Hi community !
We're using a imx6 quad board with an Android 4.4.2 (kernel 3.0.35) BSP to decode a RTP/VP8 stream. Our implementation receives the RTP stream, assembles VP8 frames from RTP packets and uses Android MediaCodec (thus the VPU) do decode the stream.
The system works well and we're able to decode a 1080p VP8 stream at 30 fps without any issues. But when the incoming VP8 stream uses "temporal scalability", the VPU seems to be unable to handle the frames and big glitches are appearing on the screen. Indeed we tried to decode the same stream with Android software decoder (OMX.google.vp8.decoder) using the same receiver implementation or with GStreamer on a workstation and it is decoded correctly in both situations.

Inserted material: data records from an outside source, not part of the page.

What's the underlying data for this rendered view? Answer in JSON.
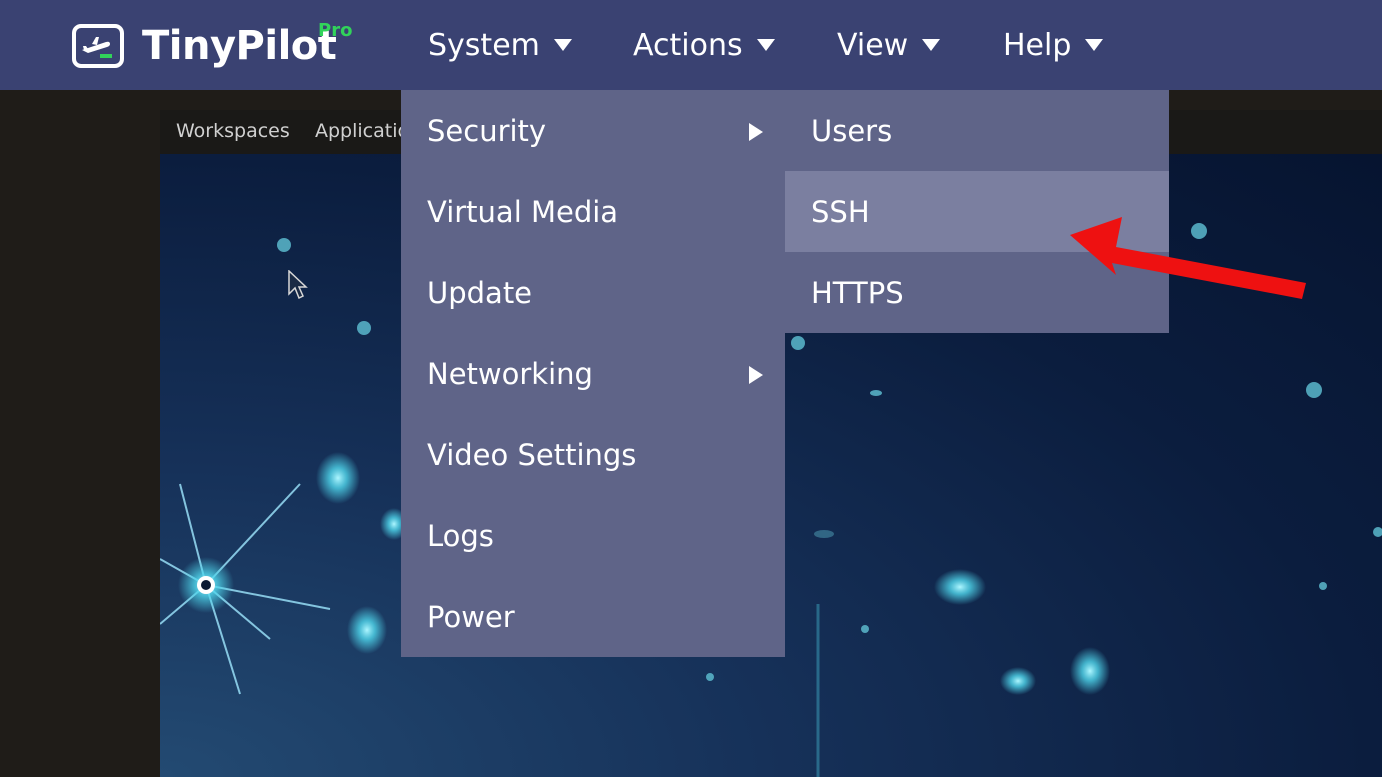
{
  "app": {
    "name": "TinyPilot",
    "badge": "Pro",
    "logo_icon": "airplane-terminal-icon"
  },
  "navbar": {
    "items": [
      {
        "label": "System"
      },
      {
        "label": "Actions"
      },
      {
        "label": "View"
      },
      {
        "label": "Help"
      }
    ]
  },
  "remote_desktop": {
    "taskbar": [
      "Workspaces",
      "Applicatio"
    ]
  },
  "system_menu": {
    "items": [
      {
        "label": "Security",
        "has_submenu": true
      },
      {
        "label": "Virtual Media",
        "has_submenu": false
      },
      {
        "label": "Update",
        "has_submenu": false
      },
      {
        "label": "Networking",
        "has_submenu": true
      },
      {
        "label": "Video Settings",
        "has_submenu": false
      },
      {
        "label": "Logs",
        "has_submenu": false
      },
      {
        "label": "Power",
        "has_submenu": false
      }
    ]
  },
  "security_submenu": {
    "items": [
      {
        "label": "Users",
        "highlighted": false
      },
      {
        "label": "SSH",
        "highlighted": true
      },
      {
        "label": "HTTPS",
        "highlighted": false
      }
    ]
  },
  "colors": {
    "navbar_bg": "#3a4272",
    "menu_bg": "#5f6488",
    "menu_highlight": "#7b7fa0",
    "pro_badge": "#31d35a",
    "annotation": "#ee1111"
  }
}
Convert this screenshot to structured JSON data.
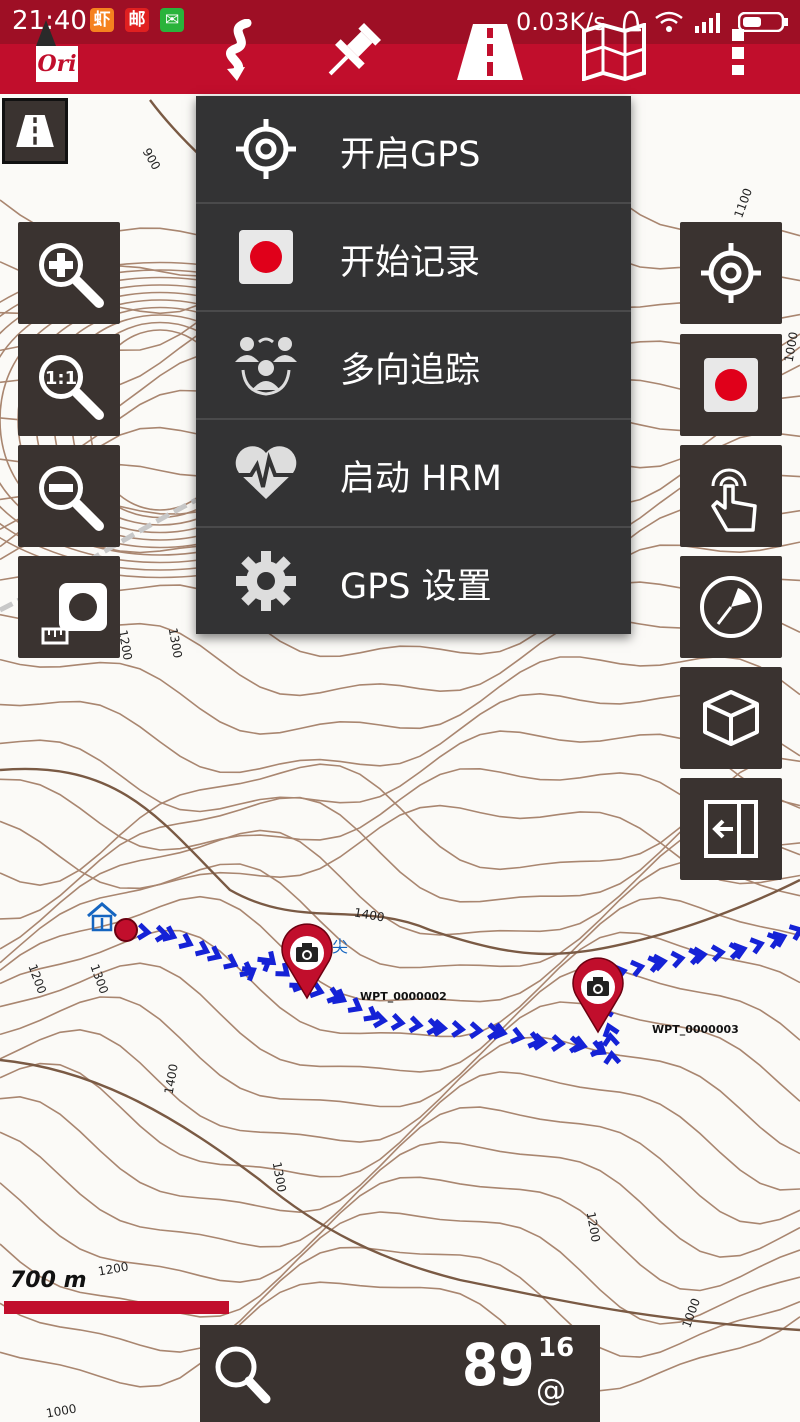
{
  "status_bar": {
    "time": "21:40",
    "net_speed": "0.03K/s",
    "notif_icons": [
      "shrimp-app-icon",
      "mail-app-icon",
      "wechat-icon"
    ],
    "notif_glyphs": [
      "虾",
      "邮",
      "✉"
    ],
    "system_icons": [
      "alarm-icon",
      "wifi-icon",
      "signal-icon",
      "battery-icon"
    ]
  },
  "toolbar": {
    "app_logo": "Ori",
    "buttons": [
      "track-route-icon",
      "pin-icon",
      "road-icon",
      "map-icon",
      "overflow-menu-icon"
    ]
  },
  "left_controls": [
    "zoom-in",
    "zoom-1-1",
    "zoom-out",
    "scale-ruler"
  ],
  "right_controls": [
    "gps-locate",
    "record",
    "touch-gesture",
    "compass-dial",
    "3d-view",
    "exit-panel"
  ],
  "menu": {
    "items": [
      {
        "label": "开启GPS",
        "icon": "gps-crosshair-icon"
      },
      {
        "label": "开始记录",
        "icon": "record-icon"
      },
      {
        "label": "多向追踪",
        "icon": "multi-tracking-icon"
      },
      {
        "label": "启动 HRM",
        "icon": "heart-rate-icon"
      },
      {
        "label": "GPS 设置",
        "icon": "gear-icon"
      }
    ]
  },
  "map": {
    "waypoints": [
      {
        "label": "WPT_0000002",
        "icon": "camera-pin-icon"
      },
      {
        "label": "WPT_0000003",
        "icon": "camera-pin-icon"
      }
    ],
    "contour_labels": [
      "900",
      "1100",
      "1000",
      "1300",
      "1200",
      "1400",
      "1300",
      "1200",
      "1400",
      "1300",
      "1200",
      "1200",
      "1000",
      "1000"
    ],
    "feature_text": "尖",
    "colors": {
      "track": "#1522d6",
      "contour": "#a98670",
      "accent": "#c10e2c"
    }
  },
  "scale": {
    "label": "700 m"
  },
  "bottom_panel": {
    "value": "89",
    "sup": "16",
    "unit": "@"
  }
}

To be more precise "temporal scalability" is used to adapt the video bitrate to the target. The encoding is done in a way that allows to drop some of the encoded frames to use less bandwidth when necessary. The encoded frames are distributed in 1 to 3 layers. The layer 0 is self contained, the layer 1 depends on layer 0 and layer 2 depends on layer 1. Thus the emitter, the receiver, or a bridge between them can choose to drop one or two layers to save bandwidth.
In our situation, the emitter sends a divided in two layers (0 and 1). If we give the two layers to the decoder (VPU), the video is full of garbage. If we drop the layer 1 and give only the layer 0 to the VPU, it is decoded correctly.
Is VP8 temporal scalability supported by the VPU ? Do I really need to filter the layers 1 and 2 ?
Some documentation on temporal scalability and VP8 streams:
- HOWTO Use temporal scalability to adapt video bitrates
- RFC 7741 - RTP Payload Format for VP8 Video (VP8 payload descriptor)
I can provide a sample of RTP stream and the GStreamer pipeline to read it if necessary.